Confira as histórias de alguns desses apaixonados por carros e marcas de veículos.
O empreendedor
A paixão do empresário Alexandre Badolato são os Dodge que a Chrysler fabricou no Brasil nos anos 70 e acabaram desaparecendo. “Com a segunda crise do petróleo e o fechamento da fábrica, eles passaram a valer quase nada. Muitos foram destruídos ou cortados para virar carro alegórico. Sobreviveram apenas 3% da produção”, ele conta. Cruzando informações da Anfavea, de revistas e ex-funcionários da empresa, Badolato conseguiu localizar e cadastrar boa parte dos carros remanescentes. Vários passaram a fazer parte de sua coleção, que ocupa um galpão perto de Campinas (SP). Batizado de Museu Dodge, tem 65 unidades, separadas por modelo (Charger e Dart) e ano de fabricação.
O garimpeiro
A missão do ator e restaurador de carros Andrew Bergamo é ajudar a corrigir o que ele considera uma injustiça com o “finado” Ford Versailles. “Ele tinha acabamento superior ao do Santana e, mesmo assim, foi esquecido: só o Volkswagen ficou famoso”, lamenta. Ele criou um clube para o modelo. “Como o Versailles teve apenas 80 mil unidades produzidas, era difícil encontrar informações sobre ele”. Bergamo tem dois sedãs na garagem e está recuperando uma perua Royale que pertencia à sua família e estava indo para o ferro-velho. Ele garimpa material de época, como revistas, folhetos e pôsteres, e conversa com ex-funcionários da Ford. “Todas as informações são preciosas.”
O colecionador
Para os inúmeros órfãos do Fusca e da Kombi, o barulho do motor refrigerado a ar desses modelos é como música. O publicitário Helder Sobrêda é um desses fãs. O gosto pela linha Volkswagen veio de família – ele tem um Fusca e uma Brasilia 1976 e uma Kombi 1972, esta em fase de restauração. Sua coleção de revistas, iniciada na infância, foi crescendo com os exemplares que ele garimpou em sebos. Mas o destaque do acervo VW são as mais de mil miniaturas – só de Kombi, são 200, de tamanhos variados. O Sampa Kombi Clube, que ele ajudou a fundar, tem perfil bem democrático. “Aceitamos modelos de todos os tipos, do mais original ao mais modificado.”
A defensora
A analista de vendas Patrícia Paiva não se interessava por carros até ganhar um Vectra do pai. Depois de rodar 330 mil km com o Chevrolet, ela se encantou com o sedã, juntou amigos e fundou o Clube do Vectra.

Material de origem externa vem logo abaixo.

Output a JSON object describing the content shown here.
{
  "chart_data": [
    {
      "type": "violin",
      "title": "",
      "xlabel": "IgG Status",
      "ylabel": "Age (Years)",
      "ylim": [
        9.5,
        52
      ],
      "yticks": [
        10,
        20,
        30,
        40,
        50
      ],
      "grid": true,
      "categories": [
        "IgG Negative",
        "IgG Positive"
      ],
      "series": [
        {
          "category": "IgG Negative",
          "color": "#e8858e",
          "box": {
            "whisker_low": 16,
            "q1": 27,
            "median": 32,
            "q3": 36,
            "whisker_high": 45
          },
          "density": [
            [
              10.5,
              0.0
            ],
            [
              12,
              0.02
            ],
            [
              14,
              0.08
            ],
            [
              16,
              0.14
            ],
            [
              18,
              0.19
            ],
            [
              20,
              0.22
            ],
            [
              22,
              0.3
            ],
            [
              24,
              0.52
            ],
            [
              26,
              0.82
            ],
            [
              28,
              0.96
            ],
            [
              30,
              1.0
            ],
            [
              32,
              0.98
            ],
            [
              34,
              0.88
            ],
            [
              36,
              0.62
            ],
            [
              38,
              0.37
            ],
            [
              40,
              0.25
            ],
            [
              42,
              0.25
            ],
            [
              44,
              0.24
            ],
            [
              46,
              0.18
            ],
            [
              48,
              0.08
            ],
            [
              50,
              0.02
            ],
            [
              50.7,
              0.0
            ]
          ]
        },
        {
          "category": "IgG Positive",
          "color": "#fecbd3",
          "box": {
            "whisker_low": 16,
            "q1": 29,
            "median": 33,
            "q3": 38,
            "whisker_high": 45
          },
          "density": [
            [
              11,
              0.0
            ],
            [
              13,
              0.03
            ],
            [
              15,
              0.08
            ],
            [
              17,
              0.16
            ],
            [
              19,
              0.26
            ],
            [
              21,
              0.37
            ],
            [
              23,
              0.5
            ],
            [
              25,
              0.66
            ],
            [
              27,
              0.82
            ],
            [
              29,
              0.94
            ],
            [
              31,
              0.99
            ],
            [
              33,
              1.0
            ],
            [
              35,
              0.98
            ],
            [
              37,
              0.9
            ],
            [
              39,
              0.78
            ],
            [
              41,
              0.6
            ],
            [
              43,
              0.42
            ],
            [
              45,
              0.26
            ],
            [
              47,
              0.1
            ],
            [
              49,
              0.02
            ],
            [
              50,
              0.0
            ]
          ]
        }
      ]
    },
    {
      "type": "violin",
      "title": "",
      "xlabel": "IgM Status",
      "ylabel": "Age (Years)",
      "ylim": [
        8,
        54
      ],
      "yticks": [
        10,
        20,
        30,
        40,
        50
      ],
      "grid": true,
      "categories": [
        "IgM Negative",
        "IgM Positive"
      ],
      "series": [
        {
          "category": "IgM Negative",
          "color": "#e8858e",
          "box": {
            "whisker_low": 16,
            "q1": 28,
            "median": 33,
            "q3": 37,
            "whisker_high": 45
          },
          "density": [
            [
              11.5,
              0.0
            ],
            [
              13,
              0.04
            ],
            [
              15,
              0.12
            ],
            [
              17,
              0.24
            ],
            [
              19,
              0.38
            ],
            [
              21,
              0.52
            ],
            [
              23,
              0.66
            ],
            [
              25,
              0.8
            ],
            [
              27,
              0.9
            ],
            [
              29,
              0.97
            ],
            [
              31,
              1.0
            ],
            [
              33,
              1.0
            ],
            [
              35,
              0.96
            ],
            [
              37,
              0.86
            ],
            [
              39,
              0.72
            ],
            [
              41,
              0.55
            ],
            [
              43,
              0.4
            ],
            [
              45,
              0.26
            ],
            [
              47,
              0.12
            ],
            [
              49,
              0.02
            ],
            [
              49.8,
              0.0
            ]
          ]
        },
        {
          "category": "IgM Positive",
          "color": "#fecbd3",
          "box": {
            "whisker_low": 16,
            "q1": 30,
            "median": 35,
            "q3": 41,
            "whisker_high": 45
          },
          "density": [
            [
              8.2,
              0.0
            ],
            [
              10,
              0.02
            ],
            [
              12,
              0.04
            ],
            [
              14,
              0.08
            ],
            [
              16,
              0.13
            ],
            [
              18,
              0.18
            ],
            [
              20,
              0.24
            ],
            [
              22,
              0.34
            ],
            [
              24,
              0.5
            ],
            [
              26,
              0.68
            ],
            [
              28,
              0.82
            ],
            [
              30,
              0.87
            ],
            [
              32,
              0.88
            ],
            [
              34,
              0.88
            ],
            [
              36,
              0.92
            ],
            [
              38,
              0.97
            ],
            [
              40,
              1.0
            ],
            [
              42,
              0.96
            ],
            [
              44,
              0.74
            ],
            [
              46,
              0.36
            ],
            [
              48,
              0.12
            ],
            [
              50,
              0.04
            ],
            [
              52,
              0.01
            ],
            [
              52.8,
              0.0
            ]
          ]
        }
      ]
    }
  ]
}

Ao acompanhar as discussões de mecânica em um fórum, pegou gosto pelo assunto e hoje discute de igual para igual na hora de deixar o carro na oficina. “Quem gosta mesmo de um modelo mexe nele e conhece bem seus sintomas e particularidades”, diz. Defensora ferrenha do sedã, ela não deixa barato nenhuma provocação. “Quando me dizem que ele é defasado, respondo: o meu carro tem suspensão traseira independente, e o seu?”
O cuidadoso
O analista de sistemas Maurício Simão é apaixonado pelo Monza e guarda com cuidado um sedã que o pai adquiriu em 1986. Até o tapete de papel com o qual o carro foi entregue pela concessionária foi mantido. O carro fica coberto por duas capas, suspenso em um cavalete – para preservar as molas, segundo o dono – e não roda mais que cinco vezes ao ano (e nem em asfalto quente). Uma coleção de recortes e revistas com reportagens sobre o Chevrolet ajuda a preservar a história do modelo. “Muitos mantêm o carro em bom estado, mas não com os pneus originais. É algo que poucos conseguem e eu quero ter”, afirma. “Um veículo bem cuidado vale mais do que um refeito.”